Читаем Голова полностью

Увы! на обязанности личного секретаря лежало не только вывозить Эрвина, представлять ему в фешенебельных ресторанах дорого стоящих женщин, лишь для того чтобы молодой граф зарисовал в свою записную книжку какую-нибудь сумочку или туфельку без ноги, — на его обязанности лежало еще добывать для всего этого деньги. Кроме того, Мангольф не потерпел бы, чтобы хоть одна женщина в доме не была очарована им, начиная от графини Альтгот, этой былой оперной певицы, игравшей в свое время роль в жизни статс-секретаря, и ныне имевшей свободный доступ к его дочери. Вечно балансируя между жаждой приключений и заботой о своей репутации, она была особенно опасна тому, кто занимал здесь такое же зависимое положение, как и она. А дочь, молодую графиню — эту цитадель насмешки и недоверия, надо было обезоруживать изо дня в день и, хотя бы против ее воли, окружать тайным обожанием. Беллона Кнак, наследница крупного промышленника, сама расчищала ему путь к себе, — она, без сомнения, была в него влюблена, какая перспектива! — но и при ней состоял страж, господин фон Толлебен, аристократ, предназначенный к блестящей карьере… Да что говорить о дамах! — и Лизу, камеристку графини Алисы, тоже надо было покорить. Даже борзая, которая при появлении личного секретаря не замахала бы радостно хвостом, могла стать опасной, Но прежде всего следовало установить добрые отношения с камердинером графа Ланна, в соответствующий момент протянуть ему портсигар, а если тот взамен предлагал сигару сомнительного происхождения, следовало взять ее. Вечером в своей тихой комнате личный секретарь мог в зеркале наблюдать на себе, какое затравленное, отчаявшееся лицо бывает у каторжника, который в бесчестии с утра возил на тачке песок. Еще не успев лечь, он уже стонал, как в злом кошмаре, припоминая осечку у Беллоны и унижения от молодой хозяйки дома. Он вновь переживал слишком небрежный поклон Толлебена и похлопывание по плечу того самого Кнака, который ходил сюда, чтобы загребать миллионы не без содействия Мангольфа.

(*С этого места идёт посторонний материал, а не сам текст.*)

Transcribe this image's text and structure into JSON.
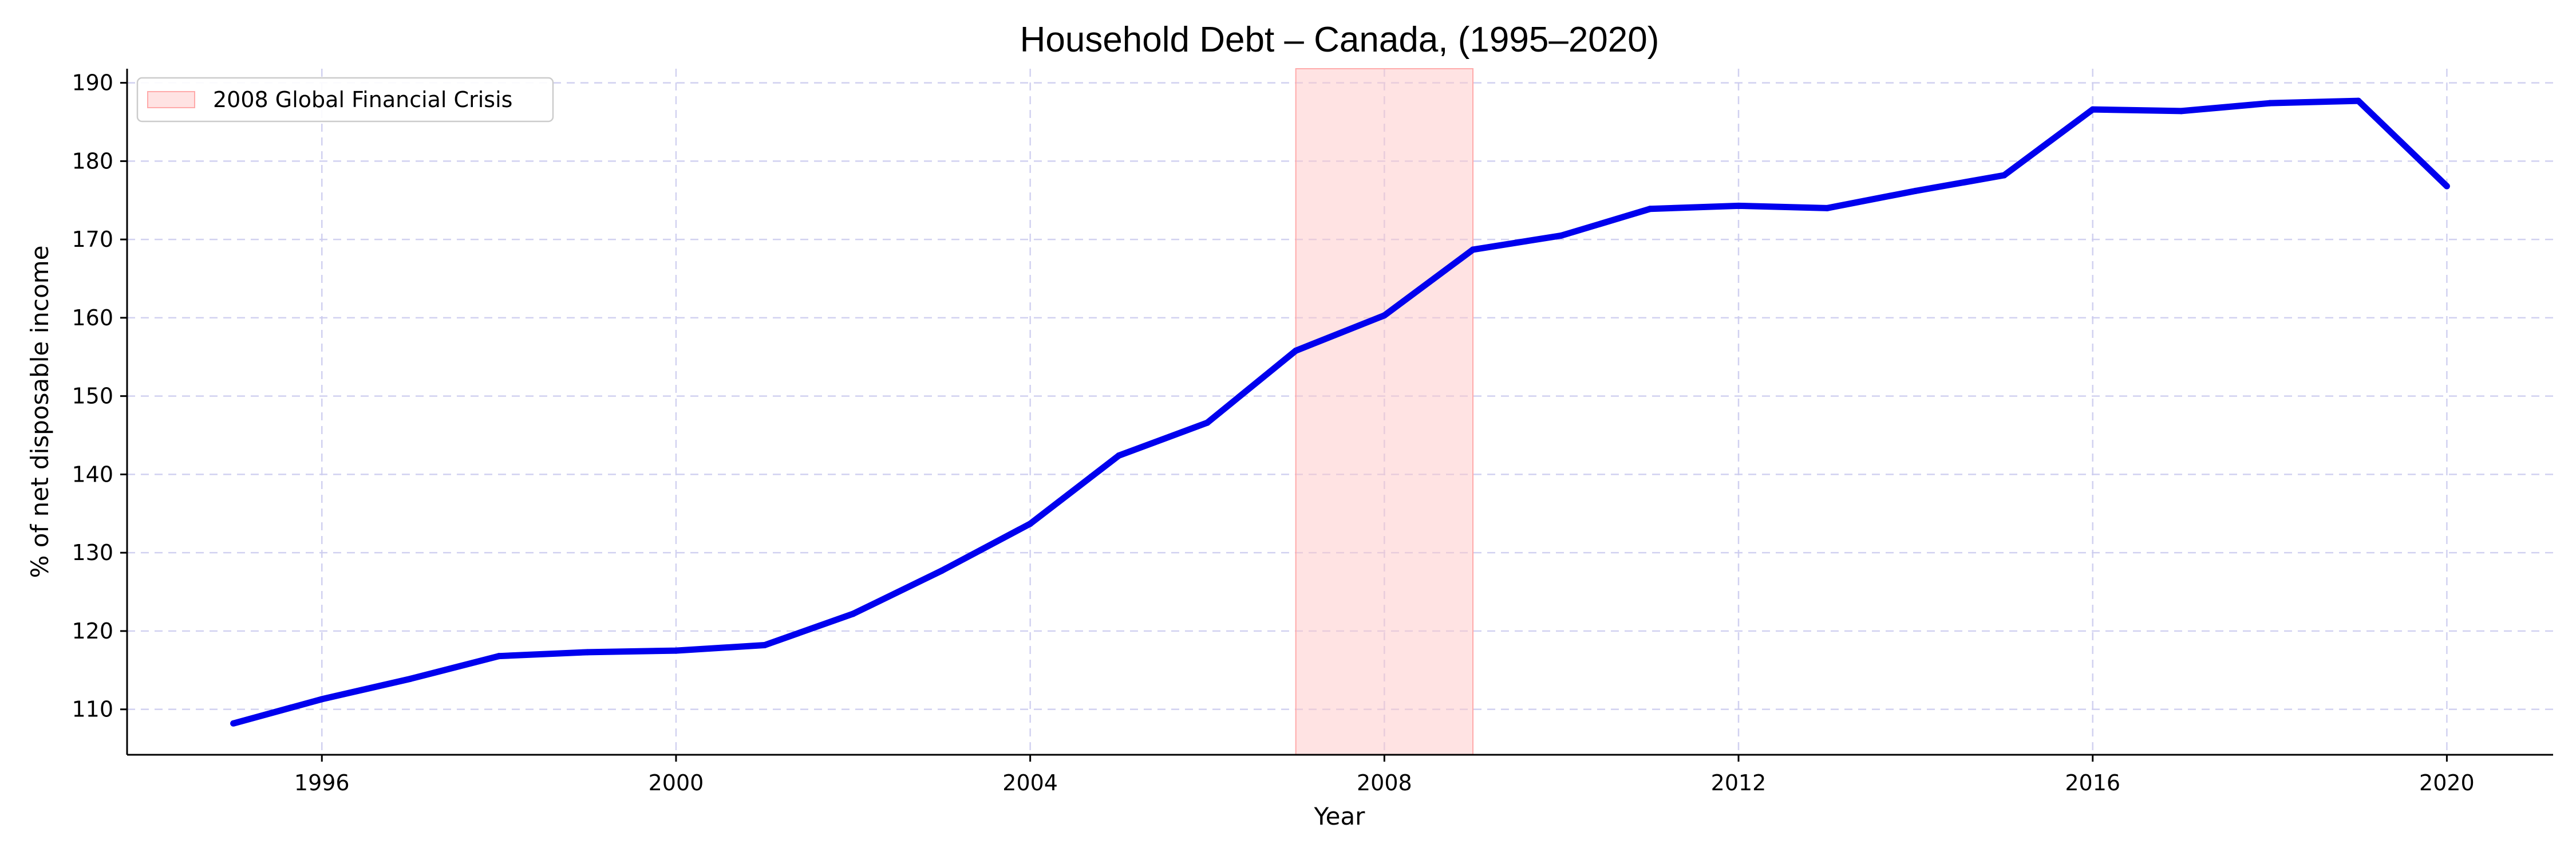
{
  "chart_data": {
    "type": "line",
    "title": "Household Debt – Canada, (1995–2020)",
    "xlabel": "Year",
    "ylabel": "% of net disposable income",
    "x": [
      1995,
      1996,
      1997,
      1998,
      1999,
      2000,
      2001,
      2002,
      2003,
      2004,
      2005,
      2006,
      2007,
      2008,
      2009,
      2010,
      2011,
      2012,
      2013,
      2014,
      2015,
      2016,
      2017,
      2018,
      2019,
      2020
    ],
    "series": [
      {
        "name": "",
        "color": "#0000ee",
        "values": [
          108.2,
          111.3,
          113.9,
          116.8,
          117.3,
          117.5,
          118.2,
          122.2,
          127.7,
          133.7,
          142.4,
          146.6,
          155.8,
          160.3,
          168.7,
          170.5,
          173.9,
          174.3,
          174.0,
          176.2,
          178.2,
          186.6,
          186.4,
          187.4,
          187.7,
          176.8
        ]
      }
    ],
    "shaded_region": {
      "label": "2008 Global Financial Crisis",
      "x_start": 2007,
      "x_end": 2009,
      "color": "#ffc8c8"
    },
    "xlim": [
      1993.8,
      2021.2
    ],
    "ylim": [
      104.2,
      191.8
    ],
    "x_ticks": [
      1996,
      2000,
      2004,
      2008,
      2012,
      2016,
      2020
    ],
    "y_ticks": [
      110,
      120,
      130,
      140,
      150,
      160,
      170,
      180,
      190
    ],
    "grid": true,
    "legend_position": "top-left"
  }
}
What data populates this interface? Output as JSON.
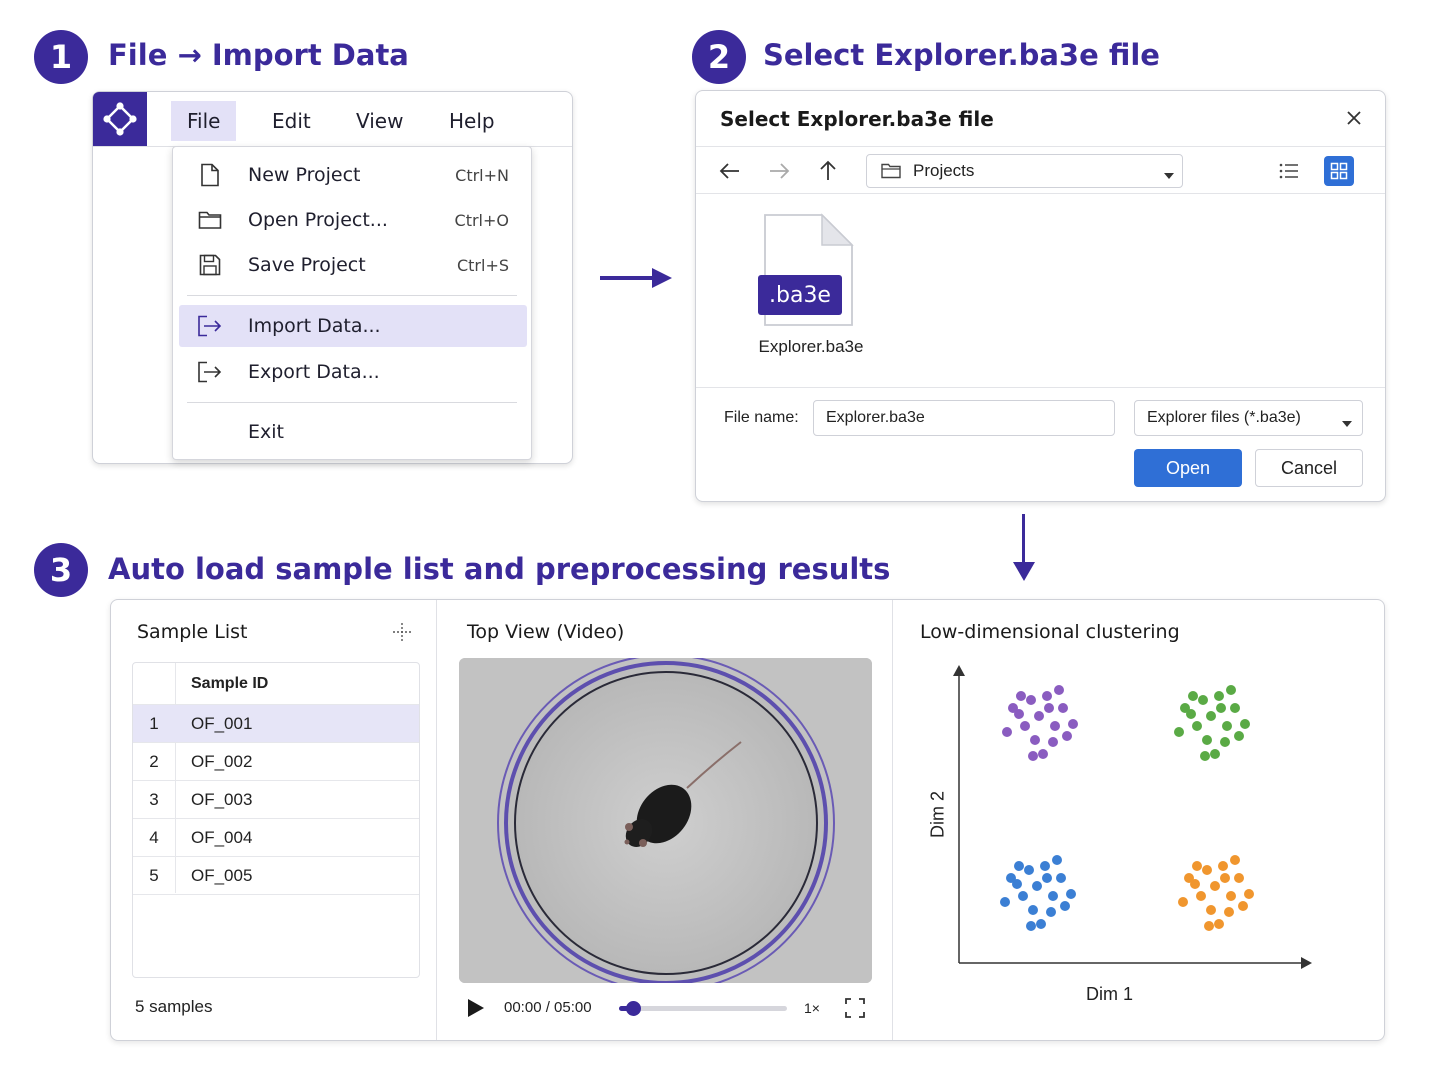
{
  "steps": {
    "s1": {
      "number": "1",
      "title": "File → Import Data"
    },
    "s2": {
      "number": "2",
      "title": "Select Explorer.ba3e file"
    },
    "s3": {
      "number": "3",
      "title": "Auto load sample list and preprocessing results"
    }
  },
  "menubar": {
    "logo_icon": "diamond-nodes-icon",
    "items": [
      "File",
      "Edit",
      "View",
      "Help"
    ]
  },
  "file_menu": {
    "items": [
      {
        "label": "New Project",
        "shortcut": "Ctrl+N",
        "icon": "new-file-icon"
      },
      {
        "label": "Open Project...",
        "shortcut": "Ctrl+O",
        "icon": "folder-icon"
      },
      {
        "label": "Save Project",
        "shortcut": "Ctrl+S",
        "icon": "save-icon"
      },
      {
        "label": "Import Data...",
        "shortcut": "",
        "icon": "import-icon"
      },
      {
        "label": "Export Data...",
        "shortcut": "",
        "icon": "export-icon"
      },
      {
        "label": "Exit",
        "shortcut": "",
        "icon": ""
      }
    ]
  },
  "dialog": {
    "title": "Select Explorer.ba3e file",
    "path": "Projects",
    "file": {
      "badge": ".ba3e",
      "name": "Explorer.ba3e"
    },
    "filename_label": "File name:",
    "filename_value": "Explorer.ba3e",
    "filter": "Explorer files (*.ba3e)",
    "open_label": "Open",
    "cancel_label": "Cancel",
    "accent": "#2f6fd6"
  },
  "sample_list": {
    "title": "Sample List",
    "column": "Sample ID",
    "rows": [
      {
        "n": "1",
        "id": "OF_001"
      },
      {
        "n": "2",
        "id": "OF_002"
      },
      {
        "n": "3",
        "id": "OF_003"
      },
      {
        "n": "4",
        "id": "OF_004"
      },
      {
        "n": "5",
        "id": "OF_005"
      }
    ],
    "footer": "5 samples"
  },
  "video": {
    "title": "Top View (Video)",
    "time": "00:00 / 05:00",
    "speed": "1×",
    "progress": 0.03
  },
  "clustering": {
    "title": "Low-dimensional clustering",
    "xlabel": "Dim 1",
    "ylabel": "Dim 2",
    "colors": {
      "purple": "#8a5cc0",
      "green": "#5aaa45",
      "blue": "#3b7fd4",
      "orange": "#f0962e"
    }
  },
  "colors": {
    "brand": "#3b2a9a",
    "highlight": "#e3e1f7"
  }
}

Всеми предполагаемое влияние на министра было единственным, что возвышало его здесь до звания человека; каждым словом, каждым поступком цеплялся он за это влияние. Он подсовывал Толлебену удачные мысли; враг, который за его счет мог блеснуть перед министром, пожалуй, не посмеет наговорить на него тому же министру. Он поддерживал аферы Кнака, в надежде, что Ланна может услышать похвалы ему из уст такого могущественного человека… Он поддерживал их еще и по другим, более осязаемым причинам. Заменить отклоненный год назад проект об увеличении армии новым законом, на сей раз об усилении флота[10]: эта мысль, нашептываемая государственному деятелю, была так смела, что заставляла его интересоваться личностью секретаря, приучала его к ней.

Этого никогда нельзя было бы достигнуть деликатными и добропорядочными приемами. Памятуя первые часы своего знакомства с повелителем, Мангольф поначалу лишал себя ночного покоя, чтобы изучить итальянский язык, но это не произвело никакого эффекта. Секретарь ничего бы не добился, если бы открыто выставлял доводы, подобающие образованному, разумно мыслящему существу. Наоборот, их надо было незаметно подсовывать государственному мужу, который охотно их подхватывал и в разговоре играл ими, как карандашом или моноклем. Полчаса просвещенных разглагольствований министра, затем для секретаря наступало время напомнить о суровой действительности, и граф Ланна охотнее, чем раньше, соглашался с поверенным своих заветных чаяний и дум, что необходимо усилить вооружение. В благодарность за такую чуткость и для того, чтобы эта креатура его особого благоволения имела свой собственный вес в свете, он после известного испытательного срока произвел Мангольфа в тайные советники.